HDU 1695 GCD-数论-[解题报告] C++

GCD

问题描述 :

Given 5 integers: a, b, c, d, k, you’re to find x in a…b, y in c…d that GCD(x, y) = k. GCD(x, y) means the greatest common divisor of x and y. Since the number of choices may be very large, you’re only required to output the total number of different number pairs.
Please notice that, (x=5, y=7) and (x=7, y=5) are considered to be the same.

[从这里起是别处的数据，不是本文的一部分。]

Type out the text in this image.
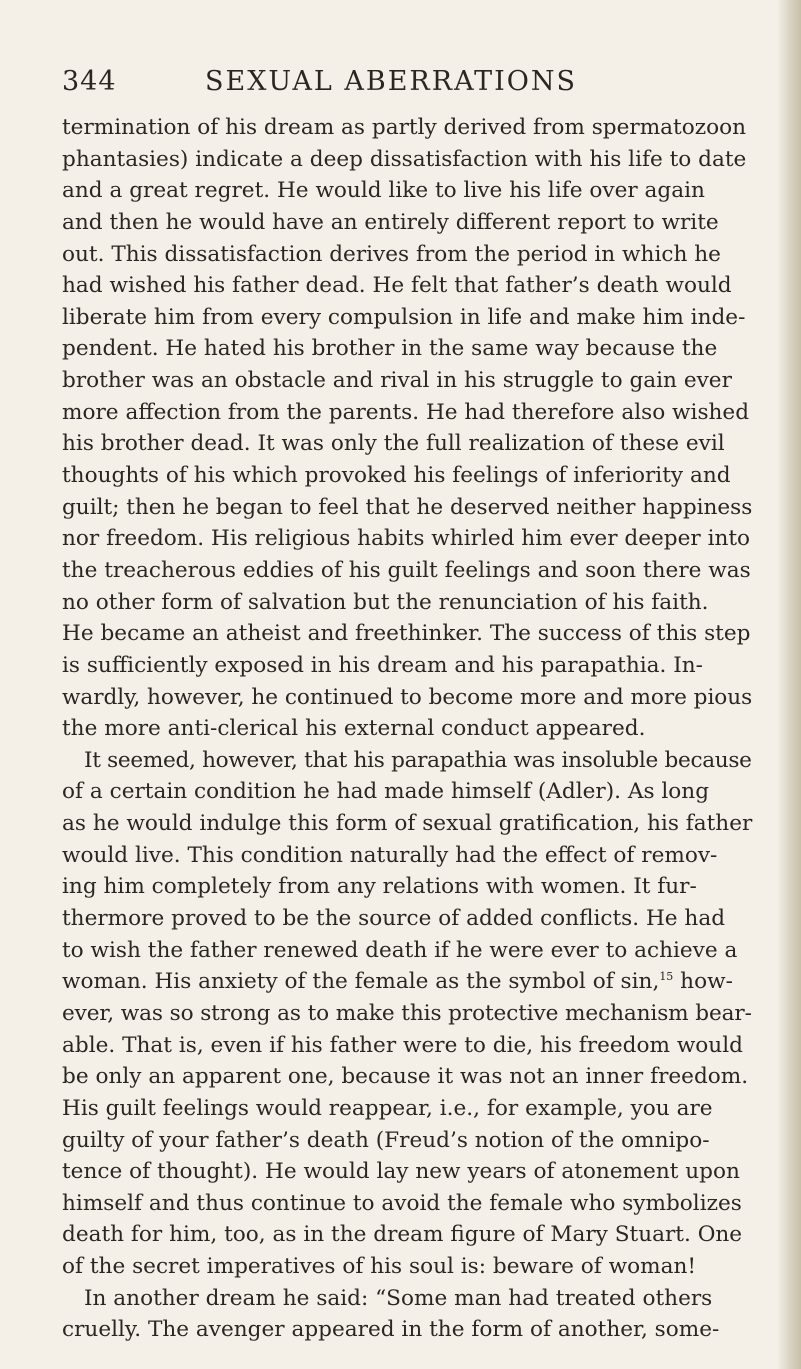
344	SEXUAL ABERRATIONS
termination of his dream as partly derived from spermatozoon
phantasies) indicate a deep dissatisfaction with his life to date
and a great regret. He would like to live his life over again
and then he would have an entirely different report to write
out. This dissatisfaction derives from the period in which he
had wished his father dead. He felt that father’s death would
liberate him from every compulsion in life and make him inde-
pendent. He hated his brother in the same way because the
brother was an obstacle and rival in his struggle to gain ever
more affection from the parents. He had therefore also wished
his brother dead. It was only the full realization of these evil
thoughts of his which provoked his feelings of inferiority and
guilt; then he began to feel that he deserved neither happiness
nor freedom. His religious habits whirled him ever deeper into
the treacherous eddies of his guilt feelings and soon there was
no other form of salvation but the renunciation of his faith.
He became an atheist and freethinker. The success of this step
is sufficiently exposed in his dream and his parapathia. In-
wardly, however, he continued to become more and more pious
the more anti-clerical his external conduct appeared.
It seemed, however, that his parapathia was insoluble because
of a certain condition he had made himself (Adler). As long
as he would indulge this form of sexual gratification, his father
would live. This condition naturally had the effect of remov-
ing him completely from any relations with women. It fur-
thermore proved to be the source of added conflicts. He had
to wish the father renewed death if he were ever to achieve a
woman. His anxiety of the female as the symbol of sin,$^{15}$ how-
ever, was so strong as to make this protective mechanism bear-
able. That is, even if his father were to die, his freedom would
be only an apparent one, because it was not an inner freedom.
His guilt feelings would reappear, i.e., for example, you are
guilty of your father’s death (Freud’s notion of the omnipo-
tence of thought). He would lay new years of atonement upon
himself and thus continue to avoid the female who symbolizes
death for him, too, as in the dream figure of Mary Stuart. One
of the secret imperatives of his soul is: beware of woman!
In another dream he said: “Some man had treated others
cruelly. The avenger appeared in the form of another, some-
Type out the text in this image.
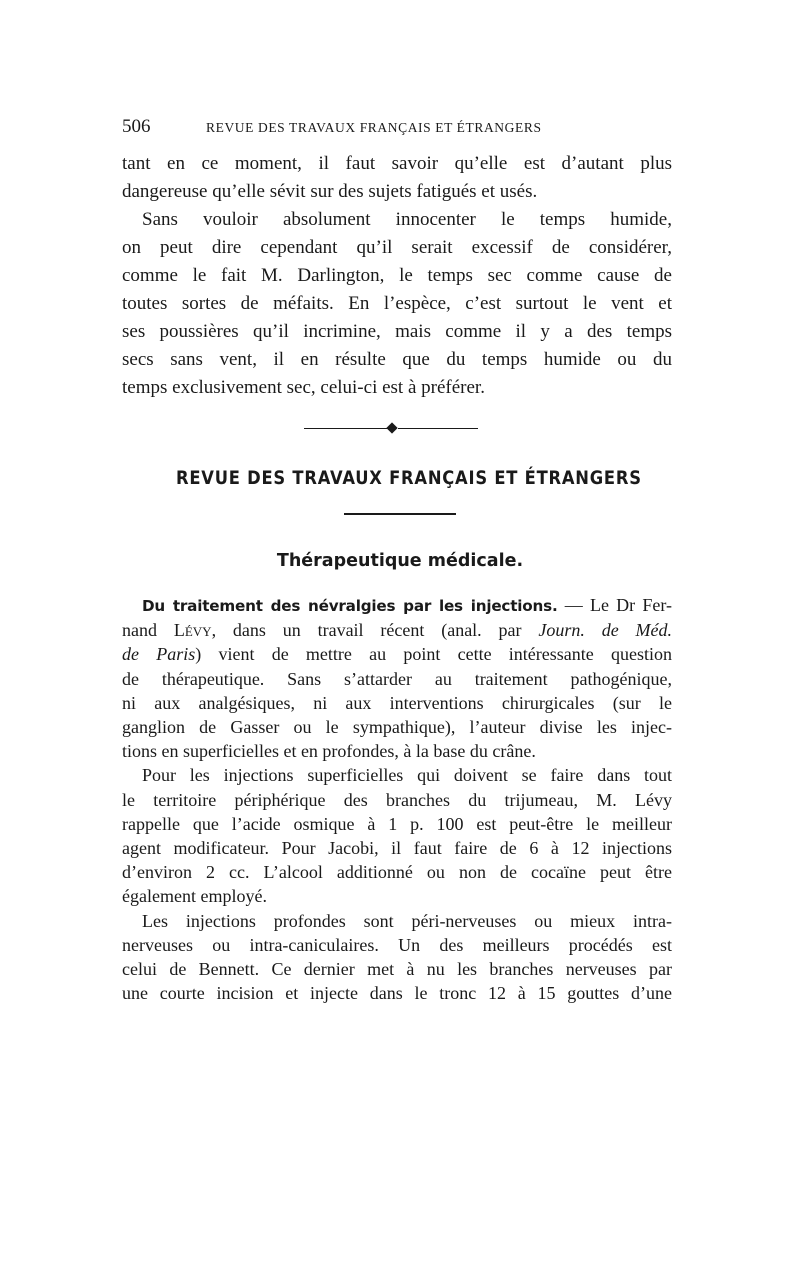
506	REVUE DES TRAVAUX FRANÇAIS ET ÉTRANGERS
tant en ce moment, il faut savoir qu’elle est d’autant plus
dangereuse qu’elle sévit sur des sujets fatigués et usés.
Sans vouloir absolument innocenter le temps humide,
on peut dire cependant qu’il serait excessif de considérer,
comme le fait M. Darlington, le temps sec comme cause de
toutes sortes de méfaits. En l’espèce, c’est surtout le vent et
ses poussières qu’il incrimine, mais comme il y a des temps
secs sans vent, il en résulte que du temps humide ou du
temps exclusivement sec, celui-ci est à préférer.
REVUE DES TRAVAUX FRANÇAIS ET ÉTRANGERS
Thérapeutique médicale.
Du traitement des névralgies par les injections. — Le Dr Fer-
nand Lévy, dans un travail récent (anal. par Journ. de Méd.
de Paris) vient de mettre au point cette intéressante question
de thérapeutique. Sans s’attarder au traitement pathogénique,
ni aux analgésiques, ni aux interventions chirurgicales (sur le
ganglion de Gasser ou le sympathique), l’auteur divise les injec-
tions en superficielles et en profondes, à la base du crâne.
Pour les injections superficielles qui doivent se faire dans tout
le territoire périphérique des branches du trijumeau, M. Lévy
rappelle que l’acide osmique à 1 p. 100 est peut-être le meilleur
agent modificateur. Pour Jacobi, il faut faire de 6 à 12 injections
d’environ 2 cc. L’alcool additionné ou non de cocaïne peut être
également employé.
Les injections profondes sont péri-nerveuses ou mieux intra-
nerveuses ou intra-caniculaires. Un des meilleurs procédés est
celui de Bennett. Ce dernier met à nu les branches nerveuses par
une courte incision et injecte dans le tronc 12 à 15 gouttes d’une
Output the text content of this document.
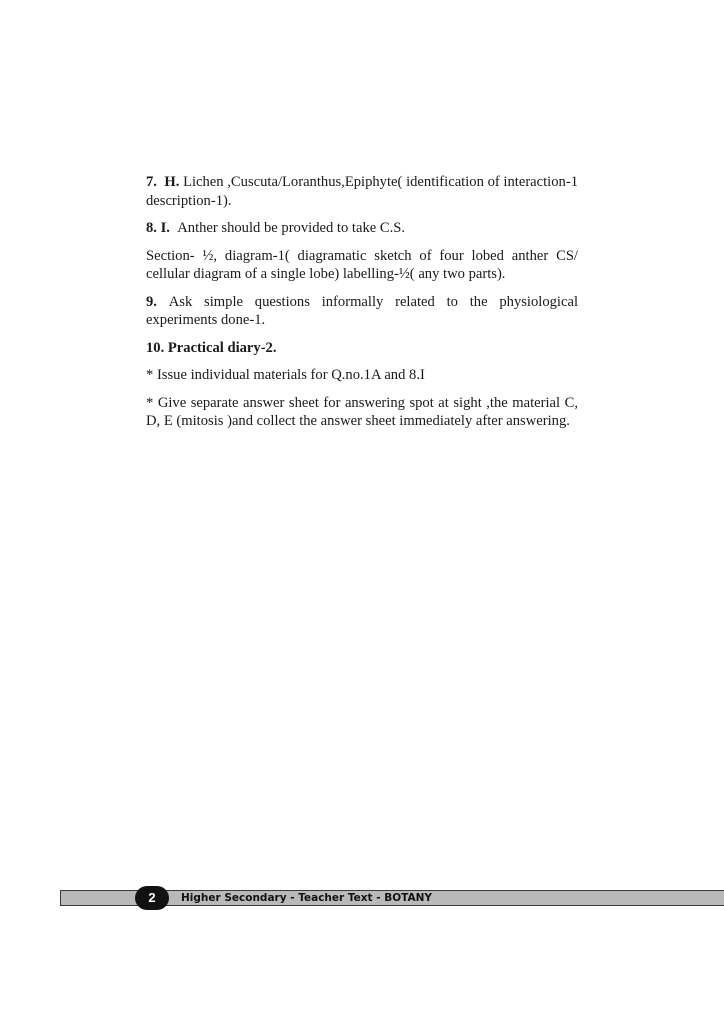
7. H. Lichen ,Cuscuta/Loranthus,Epiphyte( identification of interaction-1 description-1).

8. I. Anther should be provided to take C.S.

Section- ½, diagram-1( diagramatic sketch of four lobed anther CS/ cellular diagram of a single lobe) labelling-½( any two parts).

9. Ask simple questions informally related to the physiological experiments done-1.

10. Practical diary-2.

* Issue individual materials for Q.no.1A and 8.I

* Give separate answer sheet for answering spot at sight ,the material C, D, E (mitosis )and collect the answer sheet immediately after answering.

2	Higher Secondary - Teacher Text - BOTANY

Yoiu can assume that a = c = 1 in all test cases.

输入:

The input consists of several test cases. The first line of the input is the number of the cases. There are no more than 3,000 cases.
Each case contains five integers: a, b, c, d, k, 0 < a <= b <= 100,000, 0 < c <= d <= 100,000, 0 <= k <= 100,000, as described above.

输出:

For each test case, print the number of choices. Use the format in the example.

样例输入:

2
1 3 1 5 1
1 11014 1 14409 9

样例输出:

Case 1: 9
Case 2: 736427

Hint
For the first sample input, all the 9 pairs of numbers are (1, 1), (1, 2), (1, 3), (1, 4), (1, 5), (2, 3), (2, 5), (3, 4), (3, 5).

/*

第一个区间:[1,2,...,b/k]  第二个区间:[b/k+1,b/k+2,...,d/k]
读第一个区间我们只要利用欧拉函数雷家没个数的质因数的个数即可,第二个区间我们任取x,
要求[1,2,...,b/k]中所有与x互质的数的个数,这里我们用到容斥原理:先将x质因数分解,
求得[1,2,...,b/k] 里所有能被x的质因数整除的数的个数,然后用b/k减去即可。 
*/ 
#include<iostream>
#include<string.h>
#define size 100010
using namespace std;
struct Num
{
   int count;
   int prime[20];
}N[size];
__int64 elur[size];

void Elur()
{
    elur[1]=1;
    for(int i=0;i<size;i++) N[i].count=0;
    for(int i=2;i<size;i++)
    {
        if(!elur[i])    //首先求素数 
        {
            for(int j=i;j<size;j+=i)
            {
                if(!elur[j]) elur[j]=j;
                elur[j]=elur[j]*(i-1)/i; //欧拉函数公式 
                N[j].prime[N[j].count]=i;
                N[j].count++;
            }
        }
        elur[i]+=elur[i-1];  //elur[i]表示前i个数的质因数的累加。
    }  
}

__int64 Inclusion_exclusion(int index , int b , int n)
{  //index表示此刻算到哪个质因数,b表示在1~b中计算被质因数整除的个数,指第二个区间的哪一个数。 
    __int64 r=0 , t;
    for(int i=index;i<N[n].count;i++)  //x与y的最大公约数为k*p(p为质数) 
    {
        t=b/N[n].prime[i];  
        r+=t-Inclusion_exclusion(i+1,t , n);  //因为防止有数被重复计算,所以根据容斥定理 
    }
    return r;
} 
int main()
{
    int a , b, c, d , k;
    int t ,tt=0;
    Elur();
    __int64 ans;
    scanf("%d",&t);
    while(t--)
    {
        scanf("%d%d%d%d%d",&a,&b,&c,&d,&k);
        if(k==0)
        {
            printf("Case %d: 0\n",++tt);
            continue;
        }
        if(b>d)
        {
           b^=d;
           d^=b;
           b^=d;
        }
        b=b/k;
        d=d/k;
        ans=elur[b];
        for(int i=b+1;i<=d;i++)
        {
            ans+=b-Inclusion_exclusion(0,b,i);
        } 
        printf("Case %d: %I64d\n",++tt,ans);
    } 
    return 0;
}

解题报告转自:http://blog.csdn.net/liwen_7/article/details/8048436


  1. 给你一组数据吧:29 10 10 10 10 10 10 10 10 10 10 10 10 10 10 10 10 10 10 10 10 10 10 10 10 10 10 10 10 1000。此时的数据量还是很小的,耗时却不短。这种方法确实可以,当然或许还有其他的优化方案,但是优化只能针对某些数据,不太可能在所有情况下都能在可接受的时间内求解出答案。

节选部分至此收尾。